En effet, réagissant avec vigueur sur le dossier de l’usine Peugeot, qui doit être implanté dans la région d’Oran, le ministre fera une mise au point où il rappellera les positions du gouvernement. “Je le répète pour la dernière fois, je n’ai jamais dit que tant que Peugeot reste sur ses conditions, il n’y aura pas de projet, j’ai dit que nous sommes deux partenaires et chacun doit faire le pas nécessaire pour qu’on se retrouve. Les intérêts des uns et des autres doivent être respectés et je n’ai jamais conditionné le projet d’une manière unilatérale”, précisera-t-il avant d’ajouter : “La visite d’aujourd’hui est d’une importance telle que le projet de Peugeot devient secondaire.” Plus loin, c’est le projet de l’usine de lubrifiant du groupe Total Algérie, implanté à Bethioua, pour un investissement de 1 932 MDA, qui sera à l’origine de l’irritation du ministre qui aura des termes pour le moins sévères à l’égard des initiateurs du projet, en raison du retard dans le démarrage des travaux.
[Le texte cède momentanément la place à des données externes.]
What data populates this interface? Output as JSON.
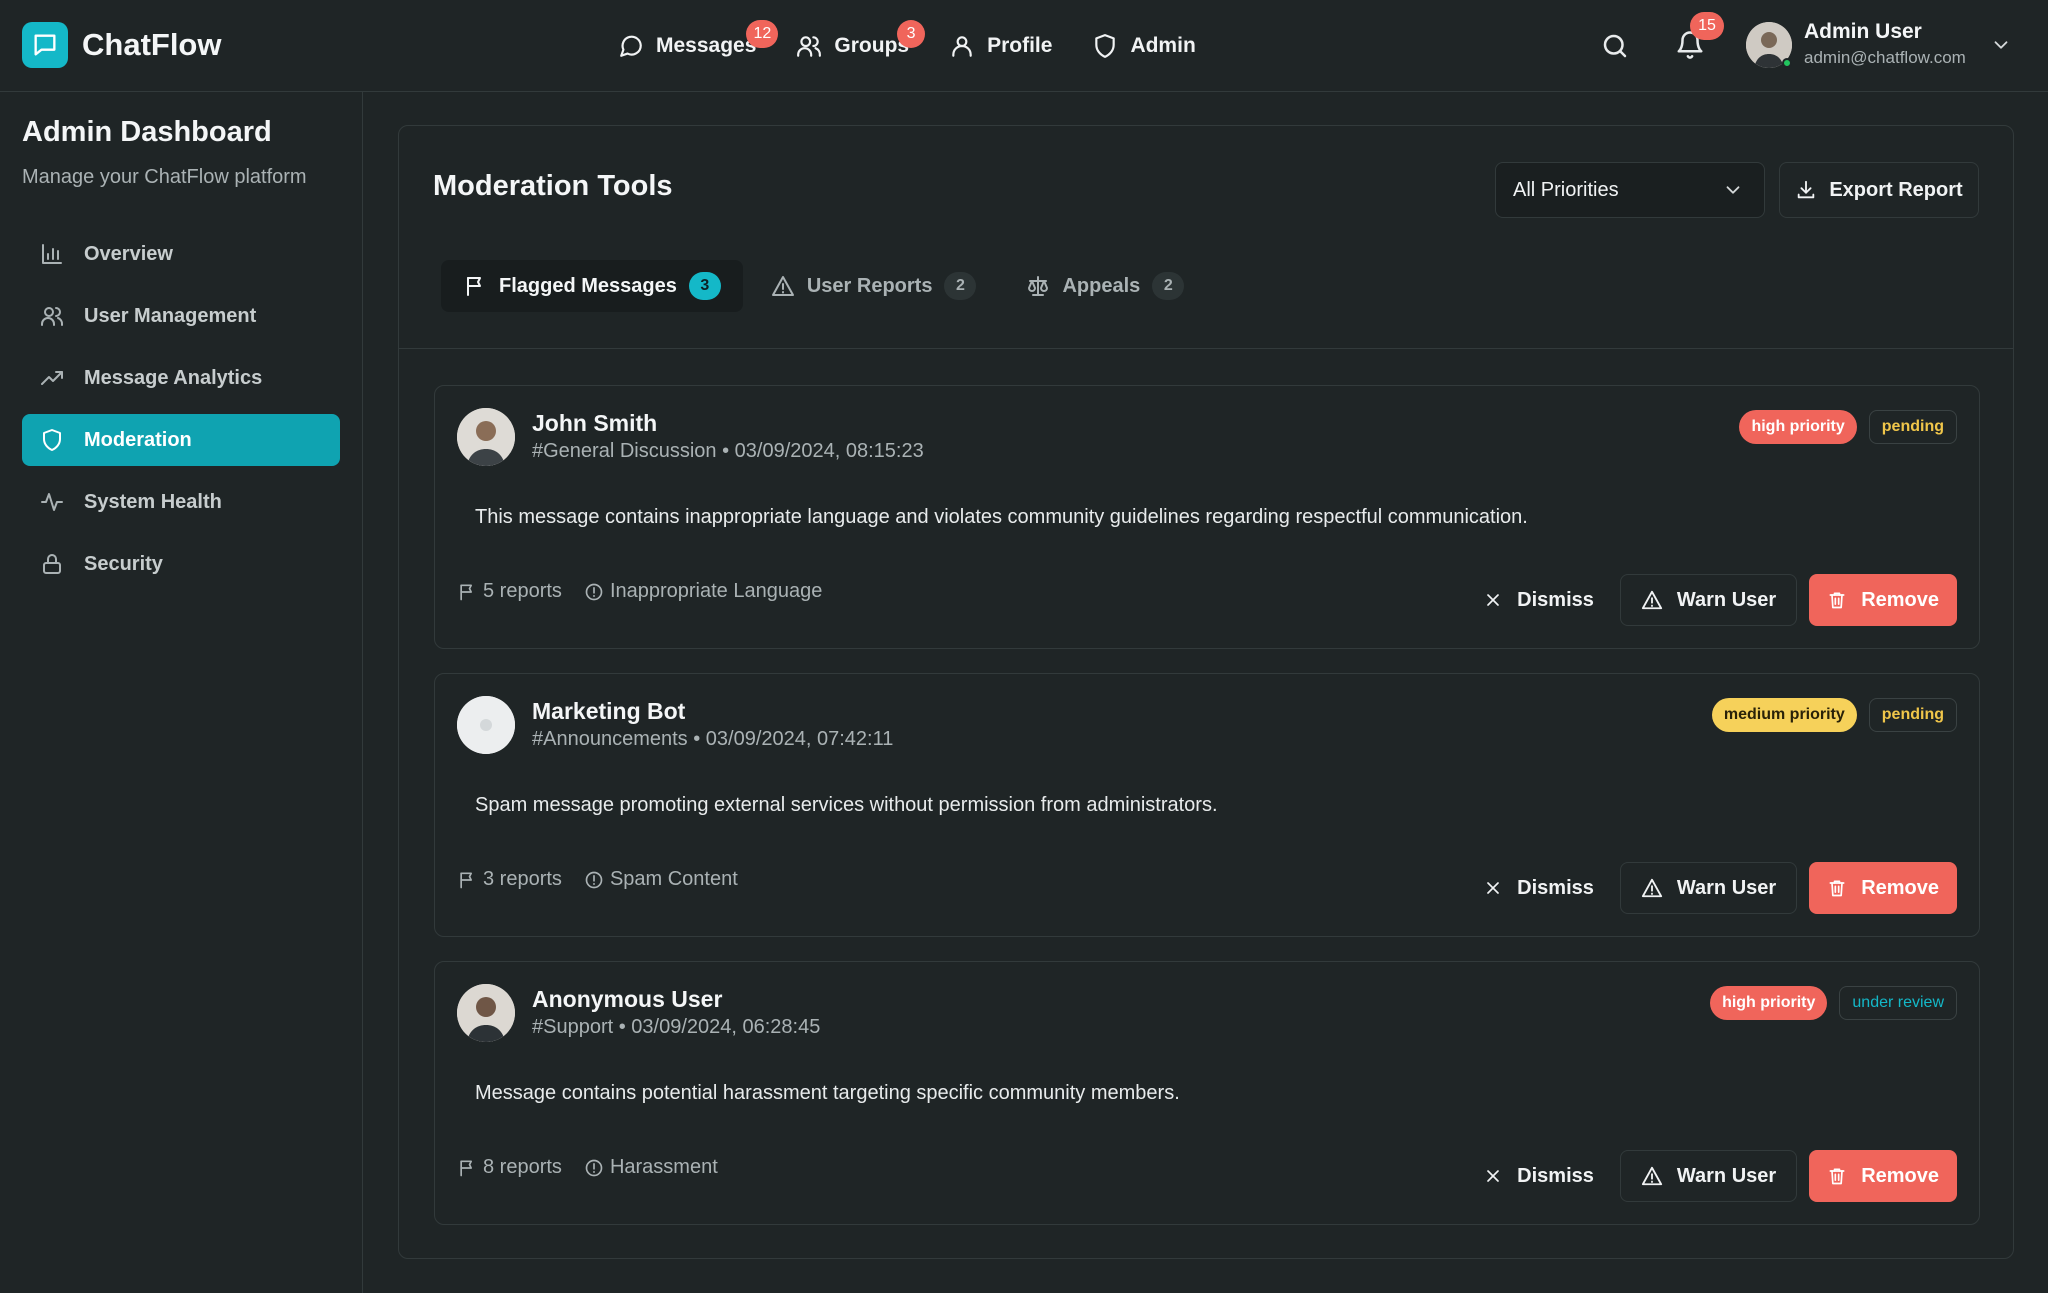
{
  "app": {
    "name": "ChatFlow",
    "logo_icon": "chat-bubble-icon",
    "accent_color": "#14b8c8"
  },
  "nav": {
    "items": [
      {
        "label": "Messages",
        "icon": "message-circle-icon",
        "badge": "12"
      },
      {
        "label": "Groups",
        "icon": "users-icon",
        "badge": "3"
      },
      {
        "label": "Profile",
        "icon": "user-icon",
        "badge": ""
      },
      {
        "label": "Admin",
        "icon": "shield-icon",
        "badge": ""
      }
    ],
    "notifications_count": "15"
  },
  "user": {
    "name": "Admin User",
    "email": "admin@chatflow.com"
  },
  "sidebar": {
    "title": "Admin Dashboard",
    "subtitle": "Manage your ChatFlow platform",
    "items": [
      {
        "label": "Overview",
        "icon": "bar-chart-icon",
        "active": false
      },
      {
        "label": "User Management",
        "icon": "users-icon",
        "active": false
      },
      {
        "label": "Message Analytics",
        "icon": "trending-up-icon",
        "active": false
      },
      {
        "label": "Moderation",
        "icon": "shield-icon",
        "active": true
      },
      {
        "label": "System Health",
        "icon": "activity-icon",
        "active": false
      },
      {
        "label": "Security",
        "icon": "lock-icon",
        "active": false
      }
    ]
  },
  "main": {
    "title": "Moderation Tools",
    "priority_filter": "All Priorities",
    "export_label": "Export Report",
    "tabs": [
      {
        "label": "Flagged Messages",
        "count": "3",
        "icon": "flag-icon",
        "active": true
      },
      {
        "label": "User Reports",
        "count": "2",
        "icon": "alert-triangle-icon",
        "active": false
      },
      {
        "label": "Appeals",
        "count": "2",
        "icon": "scale-icon",
        "active": false
      }
    ],
    "actions": {
      "dismiss": "Dismiss",
      "warn": "Warn User",
      "remove": "Remove"
    },
    "flags": [
      {
        "user": "John Smith",
        "channel": "#General Discussion",
        "timestamp": "03/09/2024, 08:15:23",
        "priority": "high priority",
        "status": "pending",
        "message": "This message contains inappropriate language and violates community guidelines regarding respectful communication.",
        "reports": "5 reports",
        "reason": "Inappropriate Language"
      },
      {
        "user": "Marketing Bot",
        "channel": "#Announcements",
        "timestamp": "03/09/2024, 07:42:11",
        "priority": "medium priority",
        "status": "pending",
        "message": "Spam message promoting external services without permission from administrators.",
        "reports": "3 reports",
        "reason": "Spam Content"
      },
      {
        "user": "Anonymous User",
        "channel": "#Support",
        "timestamp": "03/09/2024, 06:28:45",
        "priority": "high priority",
        "status": "under review",
        "message": "Message contains potential harassment targeting specific community members.",
        "reports": "8 reports",
        "reason": "Harassment"
      }
    ]
  },
  "colors": {
    "background": "#1f2526",
    "accent": "#14b8c8",
    "danger": "#f0655b",
    "warning": "#f6d15a",
    "pending_text": "#f0c64a"
  }
}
Bouchouareb indiquera à ses interlocuteurs l’importance économique et stratégique de ce projet qui doit permettre la substitution d’importation de produits dérivés des hydrocarbures. “C’est un produit qui, dans notre politique économique, est important. Nous avons mis tous les moyens pour vous accompagner et, au bout d’un an, rien n’est fait”. Et de mettre en garde Total Algérie : “Cela ne peut pas durer… parce qu’on ne peut pas faire prendre des risques à d’autres investisseurs sur ce segment. On ne peut pas se suffire de cette situation ; d’autres veulent investir dans ce créneau et je ne peux pas les contenir indéfiniment. J’ai besoin de celui qui est le plus efficace dans son investissement et  je ne peux pas continuer à importer des produits de l’extérieur, ceux de Total et d’autres. Ou on joue le jeu ou on ne le joue pas et on fait jouer la concurrence.” Pour Total Algérie, les retards auraient été causés par les quatre avis d’appels d’offres infructueux pour le choix de l’entreprise de réalisation, ce à quoi rétorquera encore le ministre : “Chacun a ses priorités, ses contraintes, il y a un décalage et nous continuons à importer des lubrifiants. Vous devez démarrer maintenant.”
Par ailleurs, le ministre de l’Industrie s’était montré satisfait, notamment au niveau de l’extension du projet de sidérurgie de Tosyali, qui parviendra à une capacité de 2,1 millions de t/an de rond à béton et aciers divers. Néanmoins, le ministre a demandé à ce que la production ne se limite pas au rond à béton et qu’elle s’oriente vers d’autres produits pouvant permettre une intégration dans les projets mécaniques. Par rapport à la création d’emplois de manière globale, Bouchouareb affirmera que “c’est la première fois depuis 1991, après la réforme du secteur public, que le secteur économique public crée des emplois permanents”. Dans l’après-midi, le ministre devait poursuivre sa visite qui le mènera sur les sites d’autres zones industrielles implantées dans la wilaya d’Oran.